Just pointing out that it penalizes people who decide not to participate in the new system, regardless of the fact they it is this law that will prevent them from keeping/obtaining the insurance (private non-system) that they want to buy.

This includes many, like me, who have good insurance now, and want to keep it, but will be prohibited from doing so.
 
  • #357
Greg Bernhardt said:
It's interesting that the Amish (250k pop) will be exempt, but Muslims will have to buy.
http://www.wnd.com/index.php?fa=PAGE.view&pageId=137221
The Amish are exempt from many things due to their religious beliefs. This law exempts anyone who is a member of a recognized group with religious beliefs that prohibit their participation. Muslims are not a recognized group for this purpose.

One more constitutional strike against this law, it discriminates based on religious beliefs.
 
  • #358
Al68 said:
One more constitutional strike against this law, it discriminates based on religious beliefs.

How is that unconstitutional? It's not a law "respecting an establishment of religion, or prohibiting the free exercise thereof". Unless of course you meant that the right to so discriminate is "reserved to the States respectively, or to the people"?
 
  • #359
CRGreathouse said:
How is that unconstitutional? It's not a law "respecting an establishment of religion, or prohibiting the free exercise thereof". Unless of course you meant that the right to so discriminate is "reserved to the States respectively, or to the people"?
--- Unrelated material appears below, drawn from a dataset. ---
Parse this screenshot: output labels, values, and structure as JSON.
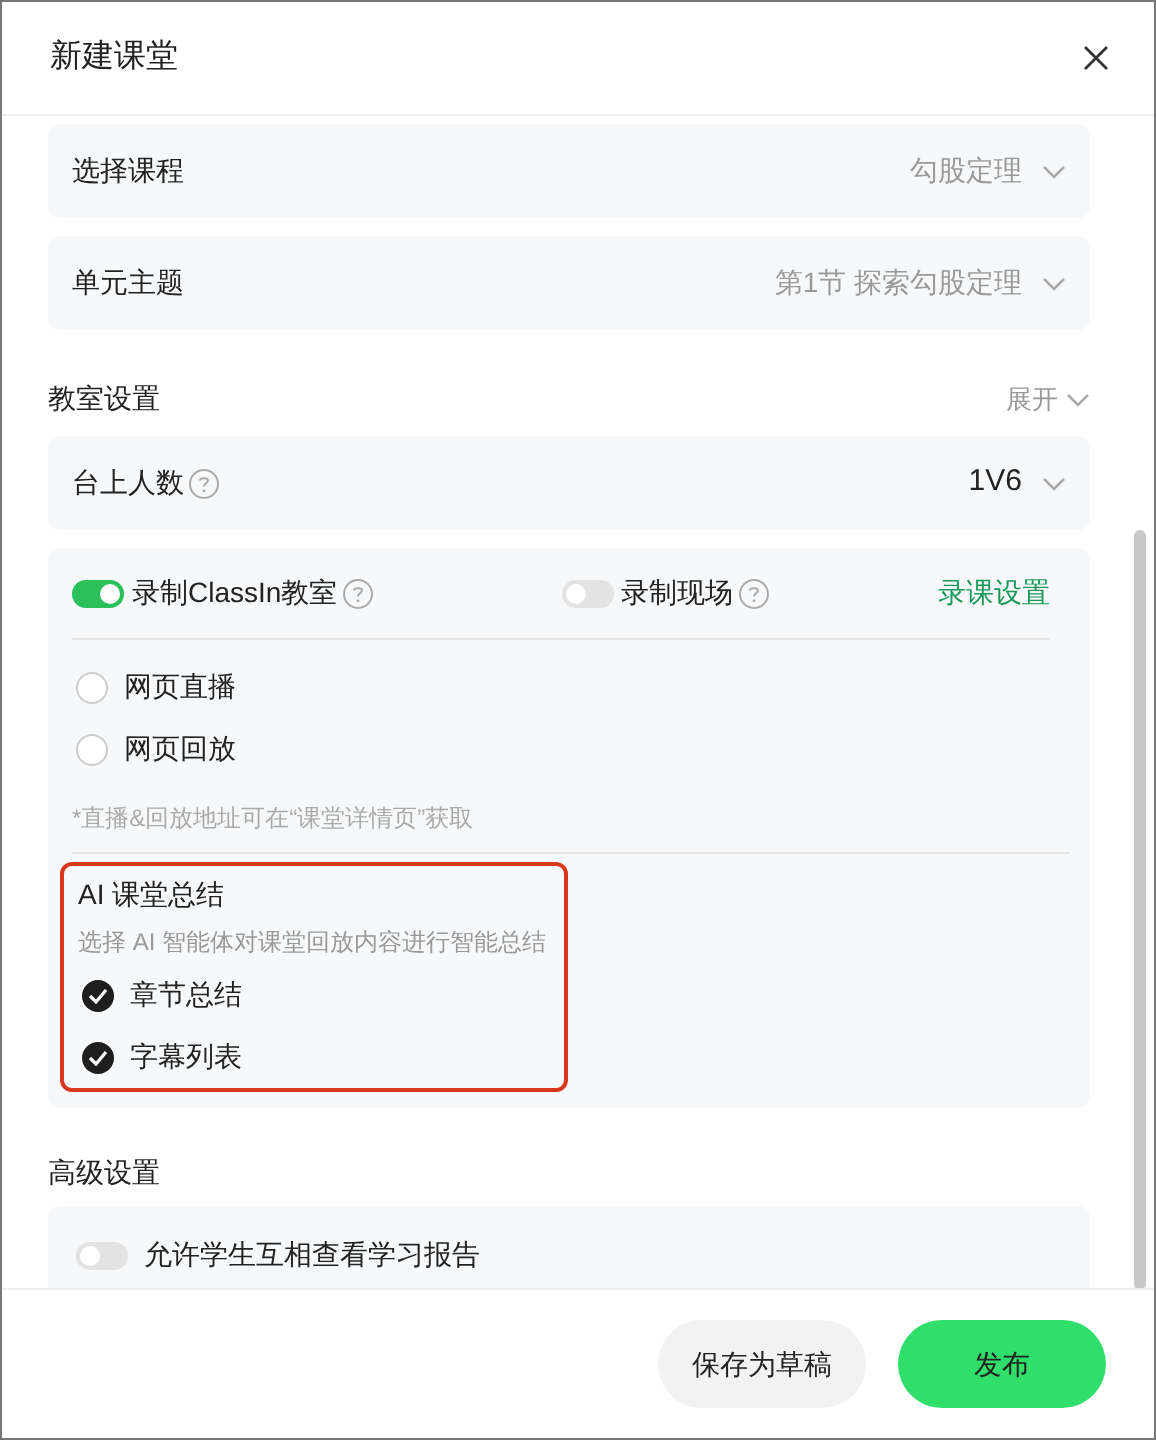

Amendment 14 Section 1. "All persons born or naturalized in the United States ... nor deny to any person within its jurisdiction the equal protection of the laws."

Commonly the "Equal Protection Clause". Its arguable but the supreme court is unlikely to accept it as a violation.

Edit: and the "Establishment Clause" is commonly interpreted as prohibiting any law which gives preference to any religious group or institution.
 
  • #360
Zefram said:
This isn't a feature unique to the Massachusetts system. Roughly 30 states require premium increases to be approved by state insurance regulators. Recent (i.e. in the last few years) raises have been rejected or challenged in a number of states--Maine, Connecticut, and Washington come to mind immediately and I'm sure some of you have heard about the recent challenge (and subsequent delay) to premium increases in the individual market in California.
Well the insurance regulators denied the initial rate incrrease requests but they were eventually http://online.wsj.com/article/SB10001424052748703315004575073013721784050.html" to some degree:
Feb 19th said:
After initial rejections from local insurance regulators, Mr. Fluegel said WellPoint wound up with a 17.5% increase in Connecticut and a 10.5% increase in Maine.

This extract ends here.